The Measure of Love's Loss

I recently reviewed Jeanette Winterson’s terrific new memoir — WHY BE HAPPY WHEN YOU COULD BE NORMAL — for Truthdig.com.  Here’s the first bit:

Winterson's scalding new memoir

Jeanette Winterson’s novels circle round the same themes—the power of story and mythmaking, the fluidity of gender, monstrous mothers and the loss of love. Her pages are filled with references to the Bible and to fairy tales, and are often artfully disjointed. “Oranges Are Not the Only Fruit,” for which Winterson is rightly famous, was directly inspired by the author’s life. “Sexing the Cherry” is less overtly autobiographical but still contains some autobiographical elements, such as the echoes of Winterson’s mother in the giantess character, The Dog Woman, and of Winterson herself in Jordan, the orphan The Dog Woman rescues from the river. “Written on the Body” is a rage-filled cri de coeuragainst the betrayal and flimsiness of love. These themes return in her poignant memoir, “Why Be Happy When You Could Be Normal?,” as does the duality of Winterson’s work—fact and fiction, love and loss, male and female. “I know now,” she writes in her memoir, “that the finding/losing, forgetting/remembering, leaving/returning, never stops. The whole of life is about another chance, and while we are live, till the very end, there is always another chance.” Here is a terrible fragility, but a fire-forged strength as well.

The first section of the book deals with Winterson’s years as a child in Lancashire, England. She was adopted as a baby by a woman referred to throughout the book primarily as “Mrs. Winterson,” an evangelical Pentecostal Christian who hung a plaque with the words, “He Shall Melt Thy Bowels With Wax” in the outhouse.  Winterson describes her mother this way:

“She was a flamboyant depressive; a woman who kept a revolver in the duster drawer, and the bullets in a tin of Pledge. A woman who stayed up all night baking cakes to avoid sleeping in the same bed as my father.”

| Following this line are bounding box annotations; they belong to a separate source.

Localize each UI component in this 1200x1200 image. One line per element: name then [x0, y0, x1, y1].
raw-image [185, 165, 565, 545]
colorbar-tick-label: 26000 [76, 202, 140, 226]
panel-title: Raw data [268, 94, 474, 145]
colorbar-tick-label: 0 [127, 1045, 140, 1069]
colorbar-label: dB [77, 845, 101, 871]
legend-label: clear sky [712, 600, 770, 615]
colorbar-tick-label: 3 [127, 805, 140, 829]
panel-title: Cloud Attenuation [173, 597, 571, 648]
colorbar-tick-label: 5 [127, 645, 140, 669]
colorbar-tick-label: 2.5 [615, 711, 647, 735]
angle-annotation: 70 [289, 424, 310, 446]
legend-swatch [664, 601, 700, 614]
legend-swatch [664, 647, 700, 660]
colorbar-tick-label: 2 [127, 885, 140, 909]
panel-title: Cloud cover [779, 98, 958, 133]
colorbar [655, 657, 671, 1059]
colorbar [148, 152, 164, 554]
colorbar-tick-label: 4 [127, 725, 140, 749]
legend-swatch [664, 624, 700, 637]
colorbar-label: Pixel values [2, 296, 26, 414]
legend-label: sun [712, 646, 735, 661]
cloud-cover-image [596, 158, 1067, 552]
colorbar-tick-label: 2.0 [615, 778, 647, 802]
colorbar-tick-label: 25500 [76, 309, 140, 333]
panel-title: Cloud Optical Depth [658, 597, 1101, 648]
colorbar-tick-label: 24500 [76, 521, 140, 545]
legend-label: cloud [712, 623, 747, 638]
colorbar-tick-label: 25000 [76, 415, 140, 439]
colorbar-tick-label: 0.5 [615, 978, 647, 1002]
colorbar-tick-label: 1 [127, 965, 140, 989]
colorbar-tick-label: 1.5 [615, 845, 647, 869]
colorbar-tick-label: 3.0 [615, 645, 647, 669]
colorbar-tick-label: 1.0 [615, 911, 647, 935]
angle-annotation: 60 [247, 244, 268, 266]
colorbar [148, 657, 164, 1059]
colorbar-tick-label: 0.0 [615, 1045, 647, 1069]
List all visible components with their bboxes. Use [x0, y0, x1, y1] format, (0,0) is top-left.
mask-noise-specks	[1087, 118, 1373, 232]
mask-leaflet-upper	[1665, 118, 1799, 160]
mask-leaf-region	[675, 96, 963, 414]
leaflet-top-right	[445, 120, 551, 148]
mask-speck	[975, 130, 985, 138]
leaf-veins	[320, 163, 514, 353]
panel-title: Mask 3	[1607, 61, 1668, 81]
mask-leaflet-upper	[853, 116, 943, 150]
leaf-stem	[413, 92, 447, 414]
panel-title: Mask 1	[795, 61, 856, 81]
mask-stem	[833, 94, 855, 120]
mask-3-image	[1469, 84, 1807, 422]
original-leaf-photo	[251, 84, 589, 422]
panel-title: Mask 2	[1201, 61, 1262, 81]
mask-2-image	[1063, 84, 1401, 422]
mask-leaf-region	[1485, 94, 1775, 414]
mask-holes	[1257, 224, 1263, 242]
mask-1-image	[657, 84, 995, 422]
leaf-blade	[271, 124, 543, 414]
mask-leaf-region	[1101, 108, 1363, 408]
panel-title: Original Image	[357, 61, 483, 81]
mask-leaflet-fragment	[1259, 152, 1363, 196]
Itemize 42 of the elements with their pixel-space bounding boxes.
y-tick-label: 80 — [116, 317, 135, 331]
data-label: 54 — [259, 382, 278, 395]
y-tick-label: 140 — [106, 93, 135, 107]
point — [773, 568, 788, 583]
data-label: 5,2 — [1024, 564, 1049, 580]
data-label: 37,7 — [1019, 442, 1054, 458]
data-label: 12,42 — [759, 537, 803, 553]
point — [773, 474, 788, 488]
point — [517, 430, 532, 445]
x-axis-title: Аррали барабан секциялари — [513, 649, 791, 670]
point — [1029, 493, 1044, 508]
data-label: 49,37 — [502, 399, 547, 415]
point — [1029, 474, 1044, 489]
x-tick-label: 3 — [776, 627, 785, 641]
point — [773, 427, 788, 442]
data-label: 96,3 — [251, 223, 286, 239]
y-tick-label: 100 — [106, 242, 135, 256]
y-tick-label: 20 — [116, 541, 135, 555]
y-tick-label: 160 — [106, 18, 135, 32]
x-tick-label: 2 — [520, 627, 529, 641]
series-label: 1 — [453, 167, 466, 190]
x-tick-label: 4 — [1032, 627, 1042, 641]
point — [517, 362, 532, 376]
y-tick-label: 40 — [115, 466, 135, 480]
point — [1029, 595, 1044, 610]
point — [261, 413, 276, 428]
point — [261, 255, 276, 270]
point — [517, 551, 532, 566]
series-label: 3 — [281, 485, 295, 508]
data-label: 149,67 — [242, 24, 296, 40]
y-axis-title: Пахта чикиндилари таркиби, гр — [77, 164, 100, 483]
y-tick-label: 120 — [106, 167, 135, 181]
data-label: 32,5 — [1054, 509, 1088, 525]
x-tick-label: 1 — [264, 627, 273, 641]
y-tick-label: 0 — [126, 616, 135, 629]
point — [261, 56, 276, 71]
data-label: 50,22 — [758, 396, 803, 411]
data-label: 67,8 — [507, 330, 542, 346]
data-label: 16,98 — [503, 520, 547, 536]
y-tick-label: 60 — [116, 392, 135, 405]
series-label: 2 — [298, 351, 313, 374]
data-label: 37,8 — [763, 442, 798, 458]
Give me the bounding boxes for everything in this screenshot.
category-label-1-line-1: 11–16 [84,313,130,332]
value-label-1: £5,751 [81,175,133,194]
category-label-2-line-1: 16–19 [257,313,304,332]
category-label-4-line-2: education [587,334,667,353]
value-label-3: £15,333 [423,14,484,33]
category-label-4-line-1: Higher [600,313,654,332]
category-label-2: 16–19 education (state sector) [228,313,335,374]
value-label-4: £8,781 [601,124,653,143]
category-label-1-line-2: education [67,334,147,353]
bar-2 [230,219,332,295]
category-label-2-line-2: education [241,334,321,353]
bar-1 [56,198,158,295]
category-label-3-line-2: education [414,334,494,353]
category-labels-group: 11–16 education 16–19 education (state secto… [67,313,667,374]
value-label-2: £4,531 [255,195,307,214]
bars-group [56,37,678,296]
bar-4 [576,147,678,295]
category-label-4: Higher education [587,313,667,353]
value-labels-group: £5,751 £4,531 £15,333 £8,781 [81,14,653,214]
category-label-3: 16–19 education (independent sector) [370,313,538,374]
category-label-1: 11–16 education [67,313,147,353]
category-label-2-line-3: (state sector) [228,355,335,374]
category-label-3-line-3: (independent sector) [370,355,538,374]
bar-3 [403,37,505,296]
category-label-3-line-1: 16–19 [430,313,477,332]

If Winterson upset her mother, which she frequently did, Mrs. Winterson told her the devil had led her to the “wrong crib.” She should have adopted the other baby, a perfect little boy. She also detested books because, she said, “You never know what’s in a book until it’s too late.” (Frankly, I can’t think of a better way to make books irresistible.) She locked Winterson alternately in the coal cupboard and out on the stoop regardless of weather, regularly deprived her of food and had a violent exorcism performed on her daughter when Winterson fell in love with a girl. When Winterson refused to give up the girl she received an ultimatum from Mrs. Winterson and chose to leave home at 16. As she left she told her mother the girl made her happy. Her mother responded, “Why be happy when you could be normal?”

You can read the rest of the review on Truthdig’s site by clicking here.

4 Comments

  1. janice desjardins on March 31, 2012 at 12:52 pm

    Lauren, thanks for doing such a comprehensive review of Winterson’s memoir, and clarifying the links between experiences in her life and the books she has written. I had the pleasure of reading the full review on Truthdig, and enjoyed it immensely. Nicely done!

    • Lauren B. Davis on March 31, 2012 at 3:37 pm

      Thanks, Janice!

  2. lucky8 on April 2, 2012 at 6:38 am

    Jeannette Winterson sounds like she’s had a terribly difficult upbringing, and it sounds like she’s found effective ways to leverage or mine her own life experiences in her writing. Based on some of your past essays, it seems like this is what many writers do, isn’t it?

    Thanks for the interesting review!

    • Lauren B. Davis on April 2, 2012 at 7:59 am

      Lucky8 — well, having a challenging childhood isn’t an absolute necessity for a writer, but it doesn’t hurt. If one does the hard work necessary to ensure the mistakes of the past aren’t repeated, overcoming early hardship forces one to learn self-reliance and empathy, tools that serve the writer well.